Deputy Superintendent John Adams said the board will be presented with the final project list by September 14. The board is waiting until October to decide whether to move forward on the referendum.
Although the project list is still being adjusted, some of the major projects include:
♦ Replacing Harmony Leland Elementary School in Mableton with a new school to be built on Factory Shoals Road.
♦ Replacing Eastvalley Elementary School on Lower Roswell Road in east Cobb with a new school to be built on Holt Road on the former site of East Cobb Middle School, which is being replaced through the existing SPLOST program.
♦ Replacing King Springs Elementary School on Reed Road in Smyrna on its current site.
♦ Replacing Smyrna Middle School on a site to be determined.
♦ Classroom additions at Dodgen, Lovinggood and Dickerson middle schools.
♦ Classroom additions at Pebblebrook and Campbell high schools.
♦ Renovating Wheeler High School.
♦ Gym additions at Pebblebrook, South Cobb, Osborne and Sprayberry high schools.
♦ A theater addition at Campbell High School and a theater renovation at Lassiter High School.
♦ Renovations at Sprayberry and North Cobb high schools.
♦ New softball field and tennis court at Walton High School.

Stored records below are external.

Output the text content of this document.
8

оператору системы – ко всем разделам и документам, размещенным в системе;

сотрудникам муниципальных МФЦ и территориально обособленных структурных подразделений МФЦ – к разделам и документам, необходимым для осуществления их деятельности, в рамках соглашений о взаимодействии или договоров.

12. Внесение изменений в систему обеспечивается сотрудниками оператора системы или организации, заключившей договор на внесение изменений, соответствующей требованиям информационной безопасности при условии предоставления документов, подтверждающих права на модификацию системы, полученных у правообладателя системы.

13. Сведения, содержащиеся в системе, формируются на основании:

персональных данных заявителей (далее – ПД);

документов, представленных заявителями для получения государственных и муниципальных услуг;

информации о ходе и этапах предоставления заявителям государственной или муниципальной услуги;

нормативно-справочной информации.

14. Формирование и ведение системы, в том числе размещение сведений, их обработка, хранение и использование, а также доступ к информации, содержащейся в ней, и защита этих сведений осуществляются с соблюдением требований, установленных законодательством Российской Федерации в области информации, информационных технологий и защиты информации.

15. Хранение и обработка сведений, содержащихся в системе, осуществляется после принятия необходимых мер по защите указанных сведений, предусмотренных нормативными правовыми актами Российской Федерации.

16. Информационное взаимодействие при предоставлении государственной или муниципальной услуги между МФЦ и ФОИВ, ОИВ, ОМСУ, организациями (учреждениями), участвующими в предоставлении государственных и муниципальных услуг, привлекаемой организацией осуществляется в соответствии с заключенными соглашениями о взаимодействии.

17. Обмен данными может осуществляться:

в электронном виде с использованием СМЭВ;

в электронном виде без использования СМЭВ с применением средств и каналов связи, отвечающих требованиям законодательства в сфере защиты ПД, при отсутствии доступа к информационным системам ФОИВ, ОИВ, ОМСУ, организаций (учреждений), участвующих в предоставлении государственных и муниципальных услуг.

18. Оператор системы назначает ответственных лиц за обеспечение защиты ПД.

Education consultant James Wilson, a former Cobb and Fulton superintendent, said the district could also use SPLOST funds to build classrooms where needed based on the district’s enrollment.
As the district’s 10-year enrollment study projected more students in the Smyrna and south Cobb areas, Board Chairwoman Susan Thayer, who represents the Smyrna area, said she needs more details on how the district plans to accommodate that growth.

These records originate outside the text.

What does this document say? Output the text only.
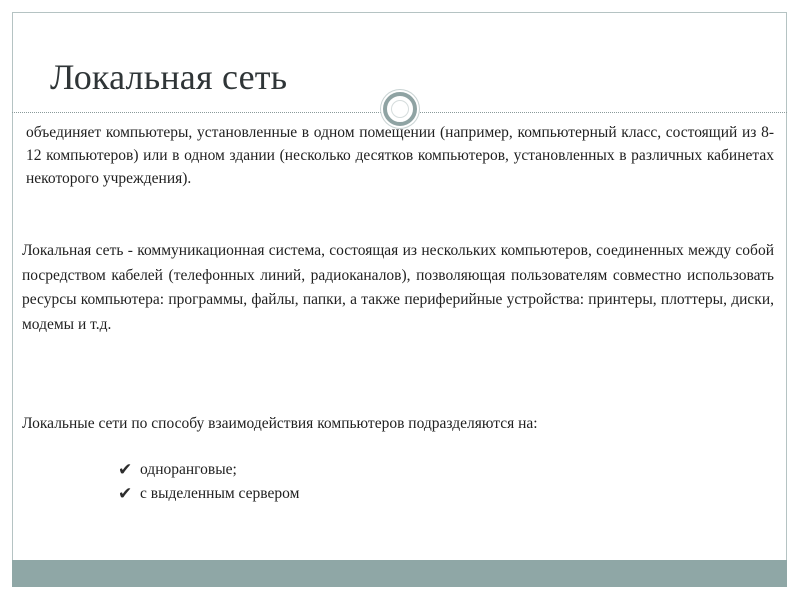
Локальная сеть

объединяет компьютеры, установленные в одном помещении (например, компьютерный класс, состоящий из 8-12 компьютеров) или в одном здании (несколько десятков компьютеров, установленных в различных кабинетах некоторого учреждения).

Локальная сеть - коммуникационная система, состоящая из нескольких компьютеров, соединенных между собой посредством кабелей (телефонных линий, радиоканалов), позволяющая пользователям совместно использовать ресурсы компьютера: программы, файлы, папки, а также периферийные устройства: принтеры, плоттеры, диски, модемы и т.д.

Локальные сети по способу взаимодействия компьютеров подразделяются на:

✔ одноранговые;
✔ с выделенным сервером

She said the potential replacement school for King Springs addresses part of the overcrowding problem, but more classrooms are needed in the area.
“I thought there was still a need for another school in Smyrna,” Thayer said.
Wilson said it is a difficult task to find suitable land to build new facilities in the southern part of the county.
“We’ll talk,” Thayer said.
Other board members also shared concerns, especially with the prospect of redistricting.
With the goal of addressing the district’s needs with the least disruption to the students, Superintendent Chris Ragsdale said the district is not proposing any major redistricting plans in SPLOST V, but there might be some tweaks.
“We treat it like the plague,” he said. “You never want it, but it’s sometimes necessary.”
Despite the district’s initial plans to consolidate Pebblebrook and Campbell high schools into one school, Wilson said he could not find a suitable site for the new school. The high schools could receive classroom additions on their current campuses in the proposed SPLOST.
Ragsdale said the schools’ additions will be similar to the partial rebuild at Osborne High School — an existing SPLOST project — meaning not all of the schools’ buildings will be demolished. He said the buildings that are not demolished will be renovated.
Board member Scott Sweeney said he was pleased with the proposed projects, but not all of the district’s needs can be addressed. He said finding suitable land for new schools is a challenge, so the proposed provisions for additions and modifications will help address the district’s anticipated student growth.
Board members Brad Wheeler, David Banks, Randy Scamihorn and Vice Chair David Chastain said they are still waiting on details before making a decision on whether to support the project list this early.
On the other hand, board member David Morgan said he is very satisfied with the project list as Harmony Leland was included.
Wednesday, the board discussed hiring Atlanta-based Cunningham Forehand Matthews & Moore Architects for $1.5 million to design the school. The architectural costs will come out of the district’s general budget, and SPLOST V money would reimburse the district.
The $1.5 million, which accounts for 5 percent of the project’s total cost, will come from a $10 million earmark previously set aside from the general fund to build the new school. The board already used $1.8 million of that sum in November to purchase 15 acres of land on Factory Shoals Road, Beverly Drive and Elizabeth Lane.
No work will begin until the new SPLOST passes.
Ragsdale said hiring the project’s architect shows the board’s commitment to build this school. He said the project will be construction ready the first month the district receives SPLOST V (the proposed SPLOST) money in 2019.
Ragsdale said it will be “one of the first projects coming out of the gate in SPLOST V.”
The board is set to vote on the architect on August 25.